On Getting Priorities Straight
"Please God, give me one more chance," prayed the mother
of two as she lay at the bottom of a poisonous snake and insect-infested
ravine for the second consecutive day. No one had found her yet.
She thought of the stupid way she came to be in this predicament.
Trying to make her 10' o'clock appointment at the hairdresser, she had
rushed out of her house and down the abandoned highway at breakneck speed
before she the car she was driving had flipped over the arm of the bridge
into the snake pit below. Not many people took this route, and no
one saw the accident. As she writhed in pain and wondered how much
longer it would be to be back in her nice, cozy home with the husband and
children she dearly loved. They were bound to be frantic by now,
she thought. "I should have spent more time with Clem and Mother
and Father." "They are both sick and Clem obviously loves me, she
wailed out loudly at one time.
All I could ever do is get prepared for the next client
as though we did not have enough money to more than take care of our needs."
I should have listened to Clem and stayed at home with the children.
This remorseful mother like the protagonist in the short story "Contents
of a Dead Man's pockets," is experiencing a near death ordeal. Both
she and the narrator in the story saw issues which previously had been
of utmost importance suddenly take on insignificant status. Indeed,
a life-threatening experience can be an opportunity for a person to reorder
the priorities in his/her life.
The succeeding paragraph follows the concessions paragraph planning map.

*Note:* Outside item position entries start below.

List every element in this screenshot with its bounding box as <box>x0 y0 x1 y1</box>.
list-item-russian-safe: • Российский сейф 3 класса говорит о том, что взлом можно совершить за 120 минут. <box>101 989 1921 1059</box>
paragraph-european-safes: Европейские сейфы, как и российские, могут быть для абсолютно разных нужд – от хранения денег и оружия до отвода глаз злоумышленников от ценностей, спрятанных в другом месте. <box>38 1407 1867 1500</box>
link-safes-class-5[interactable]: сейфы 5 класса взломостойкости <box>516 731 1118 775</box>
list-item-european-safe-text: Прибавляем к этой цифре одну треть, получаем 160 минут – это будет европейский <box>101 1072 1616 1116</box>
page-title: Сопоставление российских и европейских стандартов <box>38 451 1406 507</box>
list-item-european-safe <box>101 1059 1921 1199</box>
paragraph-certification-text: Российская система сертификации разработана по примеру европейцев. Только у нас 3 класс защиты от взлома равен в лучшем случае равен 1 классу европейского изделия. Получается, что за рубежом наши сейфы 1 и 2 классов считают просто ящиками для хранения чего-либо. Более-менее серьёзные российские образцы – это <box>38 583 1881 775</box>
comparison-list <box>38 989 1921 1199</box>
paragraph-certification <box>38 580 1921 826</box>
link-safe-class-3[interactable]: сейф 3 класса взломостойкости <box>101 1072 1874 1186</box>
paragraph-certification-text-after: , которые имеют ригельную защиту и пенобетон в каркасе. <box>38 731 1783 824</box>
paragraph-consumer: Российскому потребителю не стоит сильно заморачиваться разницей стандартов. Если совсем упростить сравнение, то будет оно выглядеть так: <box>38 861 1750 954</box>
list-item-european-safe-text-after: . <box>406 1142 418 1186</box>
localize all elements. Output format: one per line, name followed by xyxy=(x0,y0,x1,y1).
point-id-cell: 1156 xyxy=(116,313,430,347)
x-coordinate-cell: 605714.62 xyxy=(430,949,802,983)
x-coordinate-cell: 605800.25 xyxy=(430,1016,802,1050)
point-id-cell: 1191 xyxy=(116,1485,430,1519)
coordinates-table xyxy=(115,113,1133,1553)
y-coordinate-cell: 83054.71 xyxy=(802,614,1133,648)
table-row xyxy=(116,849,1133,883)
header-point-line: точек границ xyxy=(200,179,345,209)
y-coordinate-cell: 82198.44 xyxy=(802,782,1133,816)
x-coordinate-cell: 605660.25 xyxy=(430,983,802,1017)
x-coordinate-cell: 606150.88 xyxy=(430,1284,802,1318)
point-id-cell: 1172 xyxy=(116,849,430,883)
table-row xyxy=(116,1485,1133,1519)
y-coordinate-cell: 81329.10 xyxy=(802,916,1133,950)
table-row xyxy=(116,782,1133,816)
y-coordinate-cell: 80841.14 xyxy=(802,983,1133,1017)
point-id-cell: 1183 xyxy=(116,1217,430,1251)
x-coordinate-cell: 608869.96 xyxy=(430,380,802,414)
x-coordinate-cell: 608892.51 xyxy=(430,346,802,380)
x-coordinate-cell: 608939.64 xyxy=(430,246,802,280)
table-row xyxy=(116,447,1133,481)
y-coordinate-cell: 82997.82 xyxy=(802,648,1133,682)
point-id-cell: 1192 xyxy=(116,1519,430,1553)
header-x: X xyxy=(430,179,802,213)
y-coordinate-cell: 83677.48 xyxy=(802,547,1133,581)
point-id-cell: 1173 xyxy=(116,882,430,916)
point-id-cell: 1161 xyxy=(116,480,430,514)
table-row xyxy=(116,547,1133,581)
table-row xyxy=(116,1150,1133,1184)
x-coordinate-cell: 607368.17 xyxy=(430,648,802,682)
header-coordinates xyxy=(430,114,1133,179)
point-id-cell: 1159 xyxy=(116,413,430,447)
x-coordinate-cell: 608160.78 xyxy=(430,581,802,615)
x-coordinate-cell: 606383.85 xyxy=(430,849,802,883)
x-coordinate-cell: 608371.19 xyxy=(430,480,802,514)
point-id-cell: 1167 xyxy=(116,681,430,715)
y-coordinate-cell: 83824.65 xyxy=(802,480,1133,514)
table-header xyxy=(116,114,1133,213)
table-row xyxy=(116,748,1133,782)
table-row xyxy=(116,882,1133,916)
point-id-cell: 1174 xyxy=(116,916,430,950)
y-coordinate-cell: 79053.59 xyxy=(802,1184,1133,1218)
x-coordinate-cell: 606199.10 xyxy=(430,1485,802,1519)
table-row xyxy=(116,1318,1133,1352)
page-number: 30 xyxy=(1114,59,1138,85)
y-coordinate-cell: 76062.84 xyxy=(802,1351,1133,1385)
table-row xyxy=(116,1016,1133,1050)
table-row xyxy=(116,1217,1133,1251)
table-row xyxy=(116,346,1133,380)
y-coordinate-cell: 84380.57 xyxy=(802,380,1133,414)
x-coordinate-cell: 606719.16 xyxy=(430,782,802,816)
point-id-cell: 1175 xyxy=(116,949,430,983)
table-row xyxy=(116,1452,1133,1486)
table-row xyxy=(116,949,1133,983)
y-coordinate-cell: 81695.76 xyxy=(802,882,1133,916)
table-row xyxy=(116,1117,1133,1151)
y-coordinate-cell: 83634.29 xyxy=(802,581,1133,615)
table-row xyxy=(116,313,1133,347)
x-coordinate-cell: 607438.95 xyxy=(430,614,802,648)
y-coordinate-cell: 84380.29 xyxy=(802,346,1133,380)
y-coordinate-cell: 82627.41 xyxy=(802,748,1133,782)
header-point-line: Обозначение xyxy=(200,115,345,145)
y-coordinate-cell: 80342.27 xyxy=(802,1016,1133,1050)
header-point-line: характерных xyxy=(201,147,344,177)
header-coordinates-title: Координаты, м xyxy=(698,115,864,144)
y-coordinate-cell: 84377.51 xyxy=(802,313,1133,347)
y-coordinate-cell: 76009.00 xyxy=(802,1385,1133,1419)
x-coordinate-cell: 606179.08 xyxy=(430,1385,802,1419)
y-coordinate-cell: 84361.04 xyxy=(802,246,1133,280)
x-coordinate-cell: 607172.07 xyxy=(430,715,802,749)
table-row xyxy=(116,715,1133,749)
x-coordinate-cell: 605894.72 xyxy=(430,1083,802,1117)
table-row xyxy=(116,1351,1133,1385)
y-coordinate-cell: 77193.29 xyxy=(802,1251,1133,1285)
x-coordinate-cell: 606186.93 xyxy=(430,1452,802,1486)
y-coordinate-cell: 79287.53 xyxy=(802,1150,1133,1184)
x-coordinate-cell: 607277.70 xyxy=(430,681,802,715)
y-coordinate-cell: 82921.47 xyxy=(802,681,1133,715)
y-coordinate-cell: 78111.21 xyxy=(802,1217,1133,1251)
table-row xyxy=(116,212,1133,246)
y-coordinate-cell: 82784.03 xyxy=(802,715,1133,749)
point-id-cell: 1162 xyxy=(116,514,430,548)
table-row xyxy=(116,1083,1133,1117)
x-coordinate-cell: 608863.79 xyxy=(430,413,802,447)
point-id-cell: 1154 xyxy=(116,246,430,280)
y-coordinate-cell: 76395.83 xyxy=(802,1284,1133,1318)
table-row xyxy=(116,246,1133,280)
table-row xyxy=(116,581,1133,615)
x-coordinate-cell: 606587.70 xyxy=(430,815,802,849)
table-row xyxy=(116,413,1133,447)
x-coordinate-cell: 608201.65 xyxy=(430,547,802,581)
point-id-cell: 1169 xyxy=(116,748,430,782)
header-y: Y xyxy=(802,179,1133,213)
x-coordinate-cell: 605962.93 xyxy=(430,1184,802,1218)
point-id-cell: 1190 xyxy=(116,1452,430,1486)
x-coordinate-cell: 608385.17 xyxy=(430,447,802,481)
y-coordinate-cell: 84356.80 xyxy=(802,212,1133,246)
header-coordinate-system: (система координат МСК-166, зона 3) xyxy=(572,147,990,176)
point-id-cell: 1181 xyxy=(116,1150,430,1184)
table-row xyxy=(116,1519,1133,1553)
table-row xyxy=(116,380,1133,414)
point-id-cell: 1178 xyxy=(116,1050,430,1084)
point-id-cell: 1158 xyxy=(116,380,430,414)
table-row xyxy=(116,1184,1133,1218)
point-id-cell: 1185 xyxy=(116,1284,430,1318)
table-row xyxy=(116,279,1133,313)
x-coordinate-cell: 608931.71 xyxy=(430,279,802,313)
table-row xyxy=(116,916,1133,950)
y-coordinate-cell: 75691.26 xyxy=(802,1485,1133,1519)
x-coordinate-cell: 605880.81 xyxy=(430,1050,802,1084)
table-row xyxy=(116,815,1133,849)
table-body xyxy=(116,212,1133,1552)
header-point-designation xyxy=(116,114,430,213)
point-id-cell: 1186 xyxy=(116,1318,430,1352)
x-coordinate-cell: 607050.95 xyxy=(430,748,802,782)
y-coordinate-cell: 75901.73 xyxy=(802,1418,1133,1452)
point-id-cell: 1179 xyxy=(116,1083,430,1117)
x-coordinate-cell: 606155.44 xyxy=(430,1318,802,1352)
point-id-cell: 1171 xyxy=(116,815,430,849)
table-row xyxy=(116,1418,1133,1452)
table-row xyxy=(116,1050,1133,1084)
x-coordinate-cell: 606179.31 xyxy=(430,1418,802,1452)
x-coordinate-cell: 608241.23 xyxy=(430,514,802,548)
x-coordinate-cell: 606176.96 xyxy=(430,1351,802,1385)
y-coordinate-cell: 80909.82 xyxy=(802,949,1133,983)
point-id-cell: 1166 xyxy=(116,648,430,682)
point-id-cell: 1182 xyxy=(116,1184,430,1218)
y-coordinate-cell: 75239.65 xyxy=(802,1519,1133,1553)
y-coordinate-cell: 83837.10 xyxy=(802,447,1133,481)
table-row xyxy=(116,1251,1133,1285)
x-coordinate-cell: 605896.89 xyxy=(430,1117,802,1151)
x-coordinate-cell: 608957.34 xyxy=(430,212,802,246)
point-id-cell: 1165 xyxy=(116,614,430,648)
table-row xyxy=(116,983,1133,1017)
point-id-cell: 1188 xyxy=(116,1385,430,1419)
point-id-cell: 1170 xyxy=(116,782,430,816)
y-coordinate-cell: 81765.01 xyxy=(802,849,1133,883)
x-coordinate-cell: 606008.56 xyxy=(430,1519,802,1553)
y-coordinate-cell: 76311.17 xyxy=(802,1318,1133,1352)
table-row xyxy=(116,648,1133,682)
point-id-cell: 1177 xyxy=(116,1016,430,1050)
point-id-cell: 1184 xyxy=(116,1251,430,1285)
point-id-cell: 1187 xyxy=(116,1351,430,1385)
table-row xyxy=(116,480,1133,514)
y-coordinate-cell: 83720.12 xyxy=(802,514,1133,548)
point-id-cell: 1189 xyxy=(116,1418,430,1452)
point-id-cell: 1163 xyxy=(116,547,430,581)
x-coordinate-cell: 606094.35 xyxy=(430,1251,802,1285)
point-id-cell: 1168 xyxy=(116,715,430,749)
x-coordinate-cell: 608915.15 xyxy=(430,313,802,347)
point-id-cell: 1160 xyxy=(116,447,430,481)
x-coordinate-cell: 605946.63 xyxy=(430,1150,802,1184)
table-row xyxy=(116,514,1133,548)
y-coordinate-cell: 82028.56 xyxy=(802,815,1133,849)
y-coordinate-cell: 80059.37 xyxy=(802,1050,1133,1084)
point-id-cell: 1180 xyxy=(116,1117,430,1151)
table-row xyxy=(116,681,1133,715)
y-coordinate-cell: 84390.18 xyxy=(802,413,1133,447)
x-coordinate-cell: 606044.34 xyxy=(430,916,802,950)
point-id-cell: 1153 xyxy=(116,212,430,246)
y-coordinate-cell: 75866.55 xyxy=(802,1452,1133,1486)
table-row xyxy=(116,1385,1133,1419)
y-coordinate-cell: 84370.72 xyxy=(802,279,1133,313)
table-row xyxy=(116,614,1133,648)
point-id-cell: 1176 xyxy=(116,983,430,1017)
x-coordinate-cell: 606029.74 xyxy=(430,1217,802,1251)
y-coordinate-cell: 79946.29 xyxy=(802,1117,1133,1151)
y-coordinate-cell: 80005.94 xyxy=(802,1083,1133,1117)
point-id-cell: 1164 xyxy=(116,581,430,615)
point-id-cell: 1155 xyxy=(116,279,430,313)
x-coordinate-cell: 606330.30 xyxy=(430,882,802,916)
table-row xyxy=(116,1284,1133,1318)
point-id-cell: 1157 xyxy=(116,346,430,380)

Granted, the preceding illustrations are somewhat extreme. It would be a sad statement indeed to make about human beings to suggest that the only way meaningful and lasting change can take place is through some sort of catastrophe. That is not the essential argument put forth here or in the short story upon which the idea is based. And, not all people who have such experiences have lasting changes for that matter. But many of them do. And, those that do have, for centuries been the subjects of writers who comment upon the human condition. These writers are older than Charles Dicken's character Scrooge and as contemporary as the philosophical Steven Coven who advises everyone to "Begin his life with the end in mind." "What would you look back and thing is important if you were lying on your death bed?" he muses. Be those arguments as they may, good things can come from bad experiences.